We are in the throes of a celebration here in The States of the 75th anniversary of Route 66. For those of you in older lands, this must seem odd, but we are a young nation, and have to reach hard to make a history for ourselves. So 75 years of a road is a worthy historical passing to mark.

Stretching from Chicago to the beach in Santa Monica, it was the first road to span much of our continent, and we use it to symbolize the 20th-century freedoms brought on by the automobile.

My affair with Route 66 is more personal, though. The freeways were already beginning to replace it by the time I came to be, but for all but a handful of my 42 years I have lived within a mile or two of the Mother Road.

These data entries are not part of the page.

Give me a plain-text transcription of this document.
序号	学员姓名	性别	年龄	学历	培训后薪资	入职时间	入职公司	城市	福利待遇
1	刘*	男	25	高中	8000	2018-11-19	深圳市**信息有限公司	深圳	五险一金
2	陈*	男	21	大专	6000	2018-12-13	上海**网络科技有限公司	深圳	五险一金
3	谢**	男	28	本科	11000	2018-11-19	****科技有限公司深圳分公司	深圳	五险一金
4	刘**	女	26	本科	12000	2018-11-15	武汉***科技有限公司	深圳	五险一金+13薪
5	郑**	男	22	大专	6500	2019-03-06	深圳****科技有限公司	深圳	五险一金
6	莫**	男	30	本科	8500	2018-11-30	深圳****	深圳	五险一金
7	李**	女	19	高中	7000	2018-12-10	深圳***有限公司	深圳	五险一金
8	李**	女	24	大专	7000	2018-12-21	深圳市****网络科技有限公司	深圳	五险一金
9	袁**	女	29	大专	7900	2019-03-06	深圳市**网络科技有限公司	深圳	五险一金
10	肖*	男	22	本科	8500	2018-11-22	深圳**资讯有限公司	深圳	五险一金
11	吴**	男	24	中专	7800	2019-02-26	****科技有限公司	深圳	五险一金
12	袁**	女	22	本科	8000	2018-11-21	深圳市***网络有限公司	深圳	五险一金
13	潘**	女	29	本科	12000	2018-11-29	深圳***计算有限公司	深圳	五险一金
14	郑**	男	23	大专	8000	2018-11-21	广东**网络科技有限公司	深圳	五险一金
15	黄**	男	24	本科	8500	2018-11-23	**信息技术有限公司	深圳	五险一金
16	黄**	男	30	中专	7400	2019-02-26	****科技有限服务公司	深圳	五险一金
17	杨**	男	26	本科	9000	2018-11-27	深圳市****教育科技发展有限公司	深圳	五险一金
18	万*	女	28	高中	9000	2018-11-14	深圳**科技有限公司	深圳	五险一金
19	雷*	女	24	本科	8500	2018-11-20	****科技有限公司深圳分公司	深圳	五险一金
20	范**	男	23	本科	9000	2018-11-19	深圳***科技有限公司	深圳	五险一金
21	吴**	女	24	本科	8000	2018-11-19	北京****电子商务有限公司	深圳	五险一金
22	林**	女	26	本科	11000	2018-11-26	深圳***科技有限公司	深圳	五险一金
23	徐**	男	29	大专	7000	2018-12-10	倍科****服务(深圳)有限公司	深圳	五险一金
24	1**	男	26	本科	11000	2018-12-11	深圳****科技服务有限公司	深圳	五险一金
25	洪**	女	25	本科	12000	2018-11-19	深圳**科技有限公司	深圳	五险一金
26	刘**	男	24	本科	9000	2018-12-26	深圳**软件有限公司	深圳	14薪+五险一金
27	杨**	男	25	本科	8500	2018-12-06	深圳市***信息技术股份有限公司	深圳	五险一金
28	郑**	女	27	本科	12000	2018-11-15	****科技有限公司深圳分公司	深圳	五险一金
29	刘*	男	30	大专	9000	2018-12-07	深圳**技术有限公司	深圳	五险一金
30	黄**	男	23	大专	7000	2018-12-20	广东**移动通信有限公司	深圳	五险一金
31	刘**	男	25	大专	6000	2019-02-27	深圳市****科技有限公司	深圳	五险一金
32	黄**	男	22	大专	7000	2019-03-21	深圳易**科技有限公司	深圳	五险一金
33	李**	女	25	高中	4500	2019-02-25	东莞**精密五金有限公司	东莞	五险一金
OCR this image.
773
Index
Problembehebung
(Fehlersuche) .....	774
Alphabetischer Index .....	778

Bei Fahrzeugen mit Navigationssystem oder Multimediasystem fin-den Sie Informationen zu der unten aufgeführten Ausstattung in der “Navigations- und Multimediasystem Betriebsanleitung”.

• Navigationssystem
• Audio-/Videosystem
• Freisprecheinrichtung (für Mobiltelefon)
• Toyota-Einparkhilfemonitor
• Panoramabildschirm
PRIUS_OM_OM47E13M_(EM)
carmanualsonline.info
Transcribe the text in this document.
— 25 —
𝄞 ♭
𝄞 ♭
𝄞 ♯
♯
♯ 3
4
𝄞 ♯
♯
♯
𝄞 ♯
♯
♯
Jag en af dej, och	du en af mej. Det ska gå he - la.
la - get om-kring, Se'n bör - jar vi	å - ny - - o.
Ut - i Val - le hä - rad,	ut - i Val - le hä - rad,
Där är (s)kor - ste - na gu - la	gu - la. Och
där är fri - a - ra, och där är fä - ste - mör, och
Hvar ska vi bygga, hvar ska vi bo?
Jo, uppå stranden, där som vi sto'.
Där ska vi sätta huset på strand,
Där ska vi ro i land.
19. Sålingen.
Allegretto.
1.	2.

I went to High School on it.

My parents were both teachers, which meant summers off, which meant these epic car trips across the southwest, through Barstow and Kingman and Winslow and Holbrook and Gallup and Albuquerque. It is the sort of car-bound freedom that Route 66 symbolizes - a big family station wagon and a canvas tent and Indians selling jewelry by the side of the road.

My first newspaper job was in a little community spanning it.

My marriage (I was headed here, trust me) has seen its major milestones, with no intention, happen there.

Our first date, a Friday night after work at Griswolds Patio Pub Night in Claremont, happened on Route 66. It was a huge weekly affair, one of those things with free salty snackish foods to get you to buy beer. All the artists and other riffraff hung out there, nursing beers and eating free. I hate beer, but it was a cheap dinner.

I proposed to Lissa at the Wigwam Motel in San Bernardino.

On our honeymoon, I rode the bumper cars on the Santa Monica Pier, where Route 66 ends it run, dumping cars out onto the Pacific Coast Highway beneath glistening palm trees.

Today, we live a mile from the Mother Road. Thinking about this today, I made a wandering detour on my Independence Day bike ride, back up through Albuquerque's old neighborhoods to Central Avenue, festooned with "historic Route 66" signs, past the Indian jewelry pawn shops and the university, up the hill home.

It's just dumb luck, I guess. There's no real point to my life with Route 66, except it's been there all along without my really noticing it.

But I am certain that the secret to the success of my marriage - which gets better by the year - has something to do with the fact that we were goofy enough to become betrothed in a cheesy motel shaped like a teepee on Route 66, in what must be the heart of our way of life.